La declaración de Ian era menos amistosa y más amenazadora.
—Me aseguraré de tomar nota de ello.
—Aun así, morir por la negligencia de un sirviente, Lipton cargaba con bastante mala suerte —dijo Ian, apartando la mirada.
—Me parece demasiada coincidencia, también —respondió Oliver con sus ojos observando el comportamiento de Ian más de lo que necesitaba—.
Se ha descartado como un accidente con las pruebas que tenemos actualmente.
Pero en mi humilde opinión es un accidente que cualquiera podría replicar.
Ian abrió mucho los ojos, una expresión de sorpresa parpadeó en ellos.
—¿Está insinuando que alguien intentó matar a Lipton?
Elisa volvió su mirada hacia Ian.
Había estado pensando en lo difícil que era leer alguna vez la emoción de Ian o echar un vistazo a lo que estaba pensando con su sonrisa maliciosa, pero aprendió que él no era bueno fingiendo una expresión sorprendida.
O podría haber actuado para irritar a los dos hombres que miraban con disgusto su reacción.
—Es mi duda —respondió Oliver.
Él sabía qué tipo de hombre era Ian.
Era un hombre que siempre había hecho cosas que deberían ser suficientes para declararlo culpable, pero hasta ahora no habían sido capaces de encontrar una sola prueba que pudiera probar su implicación en asesinatos.
Ian tarareó con los labios cerrados, su mirada pasó de los dos hombres al manor tras ellos, que se había convertido en escombros.
—No entiendo por qué alguien mataría a Lipton de una manera tan rebuscada.
Si fuera yo —dijo Ian para hacer que los ojos de los dos hombres se entornaran—, habría asesinado al hombre.
¿Por qué la necesidad de quemar toda la mansión?
Lo que plantea más preguntas, ¿por qué razón se necesitaría matar a Lipton?
Por un momento la segunda pregunta de Ian provocó una expresión aprensiva en Oliver, quien no continuó hablando sino que se quedó en silencio.

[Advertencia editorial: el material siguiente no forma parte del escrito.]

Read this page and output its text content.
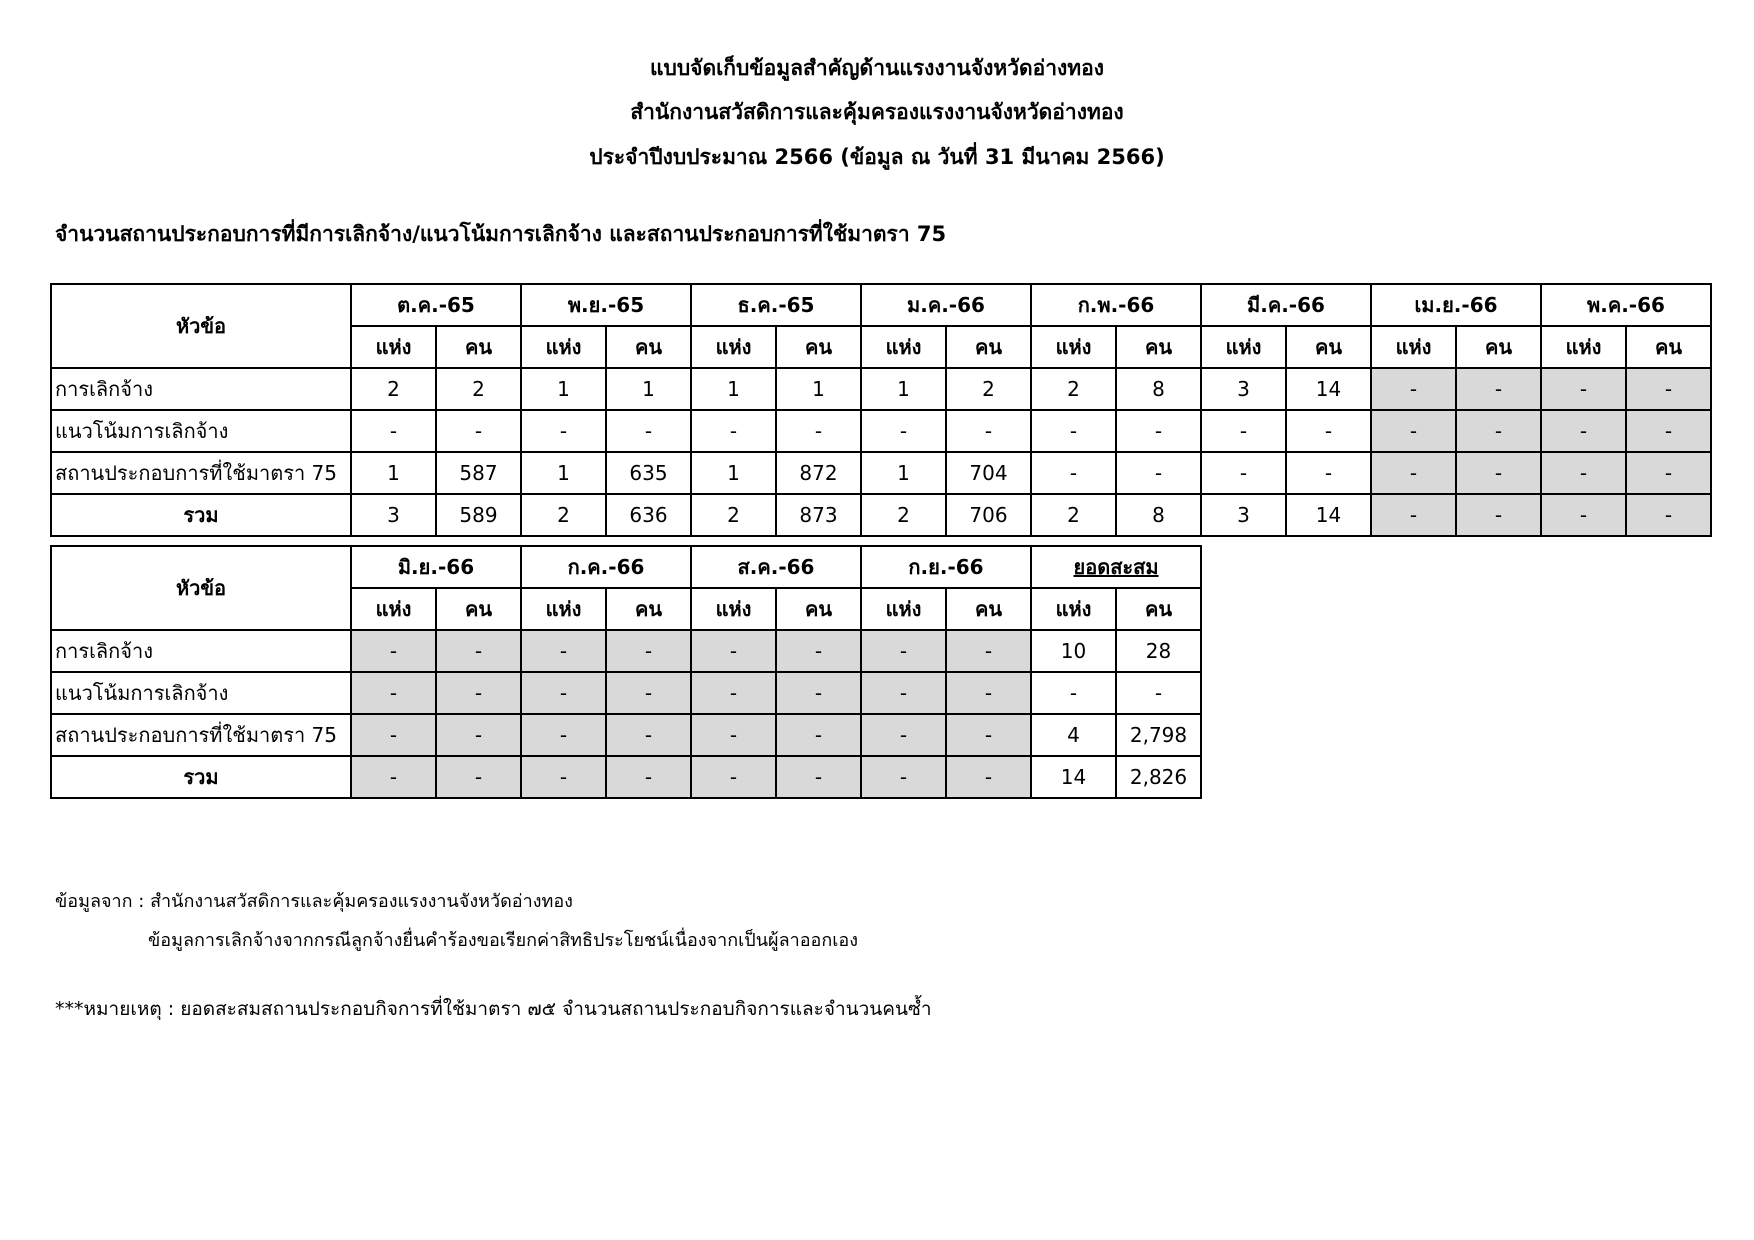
แบบจัดเก็บข้อมูลสำคัญด้านแรงงานจังหวัดอ่างทอง
สำนักงานสวัสดิการและคุ้มครองแรงงานจังหวัดอ่างทอง
ประจำปีงบประมาณ 2566 (ข้อมูล ณ วันที่ 31 มีนาคม 2566)
จำนวนสถานประกอบการที่มีการเลิกจ้าง/แนวโน้มการเลิกจ้าง และสถานประกอบการที่ใช้มาตรา 75
หัวข้อ	ต.ค.-65		พ.ย.-65		ธ.ค.-65		ม.ค.-66		ก.พ.-66		มี.ค.-66		เม.ย.-66		พ.ค.-66	
	แห่ง	คน	แห่ง	คน	แห่ง	คน	แห่ง	คน	แห่ง	คน	แห่ง	คน	แห่ง	คน	แห่ง	คน
การเลิกจ้าง	2	2	1	1	1	1	1	2	2	8	3	14	-	-	-	-
แนวโน้มการเลิกจ้าง	-	-	-	-	-	-	-	-	-	-	-	-	-	-	-	-
สถานประกอบการที่ใช้มาตรา 75	1	587	1	635	1	872	1	704	-	-	-	-	-	-	-	-
รวม	3	589	2	636	2	873	2	706	2	8	3	14	-	-	-	-
หัวข้อ	มิ.ย.-66		ก.ค.-66		ส.ค.-66		ก.ย.-66		ยอดสะสม	
	แห่ง	คน	แห่ง	คน	แห่ง	คน	แห่ง	คน	แห่ง	คน
การเลิกจ้าง	-	-	-	-	-	-	-	-	10	28
แนวโน้มการเลิกจ้าง	-	-	-	-	-	-	-	-	-	-
สถานประกอบการที่ใช้มาตรา 75	-	-	-	-	-	-	-	-	4	2,798
รวม	-	-	-	-	-	-	-	-	14	2,826
ข้อมูลจาก : สำนักงานสวัสดิการและคุ้มครองแรงงานจังหวัดอ่างทอง
ข้อมูลการเลิกจ้างจากกรณีลูกจ้างยื่นคำร้องขอเรียกค่าสิทธิประโยชน์เนื่องจากเป็นผู้ลาออกเอง
***หมายเหตุ : ยอดสะสมสถานประกอบกิจการที่ใช้มาตรา ๗๕ จำนวนสถานประกอบกิจการและจำนวนคนซ้ำ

—Podría haber muchas razones.
Algunas, por ejemplo, para borrar pruebas —luego Oliver desvió su mirada hacia Elisa, quien había estado observándolos en silencio—.
Esta dama aquí presente, ¿es una amiga suya, señor?
—Ella es más especial que una amiga —respondió Ian sin dudar, su audacia hizo que los labios de Elisa se elevaran.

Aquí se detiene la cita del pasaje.